There have been efforts to streamline and improve recycling in multi-family buildings. In the early 2000s, Metro, the cities and the solid waste haulers worked together to create consistent rules around greater Portland.
The project now underway will look at a broad lay of the land, including system design issues and service levels. Collecting baseline data on the current system will help inform what is needed to ensure consistent recycling service to people who live in apartments and condos.
Large complexes have unique challenges
Property managers maintain the garbage and recycling areas for apartment buildings. Noreen Royce oversees two properties in Portland. She says having staff on site makes a difference, noting that “we get more wrong things in the bins” at the property with no office on site.
On one side of a large complex in Beaverton, there are about 400 row-style walk-up apartments with recycling and trash enclosures dotted around a wide area. The other side of the complex includes a 100-unit mid-rise building with garbage chutes on each floor. Residents take recycling to a large dumpster about 50 yards across the parking lot. It contains some carpet (which shouldn’t be there) and lots of unflattened cardboard.

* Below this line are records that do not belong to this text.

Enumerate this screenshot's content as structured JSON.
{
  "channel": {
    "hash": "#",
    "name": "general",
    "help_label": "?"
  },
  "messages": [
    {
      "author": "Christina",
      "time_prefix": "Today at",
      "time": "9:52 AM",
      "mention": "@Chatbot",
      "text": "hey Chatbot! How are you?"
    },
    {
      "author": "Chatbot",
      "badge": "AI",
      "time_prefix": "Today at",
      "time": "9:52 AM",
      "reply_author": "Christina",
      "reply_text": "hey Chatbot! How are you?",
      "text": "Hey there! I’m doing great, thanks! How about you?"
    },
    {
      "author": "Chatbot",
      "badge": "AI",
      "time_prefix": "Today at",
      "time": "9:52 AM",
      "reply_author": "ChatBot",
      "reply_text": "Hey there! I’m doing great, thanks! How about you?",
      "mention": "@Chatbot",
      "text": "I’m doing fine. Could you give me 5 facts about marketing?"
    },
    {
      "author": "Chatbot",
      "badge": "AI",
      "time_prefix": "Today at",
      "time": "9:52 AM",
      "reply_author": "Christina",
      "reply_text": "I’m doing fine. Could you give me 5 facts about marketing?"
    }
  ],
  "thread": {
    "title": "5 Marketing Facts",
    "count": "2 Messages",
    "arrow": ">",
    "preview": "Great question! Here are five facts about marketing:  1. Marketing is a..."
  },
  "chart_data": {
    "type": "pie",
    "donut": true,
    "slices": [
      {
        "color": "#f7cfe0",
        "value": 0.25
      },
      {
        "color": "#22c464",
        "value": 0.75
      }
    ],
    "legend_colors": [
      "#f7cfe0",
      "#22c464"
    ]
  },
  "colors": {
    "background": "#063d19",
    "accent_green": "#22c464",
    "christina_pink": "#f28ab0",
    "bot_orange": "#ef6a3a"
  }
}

There can be up to 10 move-ins and outs a month in larger complexes, and lots of cardboard boxes in the recycling bins.
“People put furniture in here sometimes,” says Scott Lecture, a tenant who’s smoking and chatting with a neighbor. He says he doesn’t recycle much himself, just saves his redemption cans and bottles to give to one of the other residents.
Kristin Leichner, office manager at Pride Recycling, a hauler that operates in Washington County, says the system works best when garbage and recycling containers are paired so residents don’t need to make separate trips. But garbage enclosures in some older properties built before recycling became standard can be too small to fit the containers.
New buildings also come with challenges. There are about 1,100 apartment and condo buildings in Washington County and many more under construction across the Portland region. Robinson says it’s important to engage with developers early in the planning. “We need to make sure that recycling and garbage facilities are not just an afterthought,” she says, that they’re big enough, laid out clearly, and easy for residents and haulers to access and to use.
Sue Christenson lives with her husband in a Tigard condominium community for people 55 and older. She takes the trash out every day and the recycling twice a week. This involves two flights of stairs and a short walk to an outdoor enclosure with clearly labeled trash and recycling containers.
“Our system works pretty well,” says Christenson, adding that community members and management keep a close eye on what goes in the various bins. “We follow up with residents who put glass in with newspaper or throw used electrical equipment in the garbage.”
She ticks off some of the rules: Garbage must be contained in tied-off bags to prevent leakage, cardboard must be flattened so that it takes up less space. “The haulers charge us if the lids won’t close.”
“In 90 percent of (properties),” says Robinson, “the rate schedule includes recycling in the garbage cost.” It costs more, she says, when we don’t do it right. Overflowing bins, garbage in the recycling – haulers charge property managers for such infractions, a cost that renters don’t always see.
But right now, those infractions are sometimes the result of a system that isn’t providing the service tenants need. One of the goals of the project now underway is to figure out how to change that.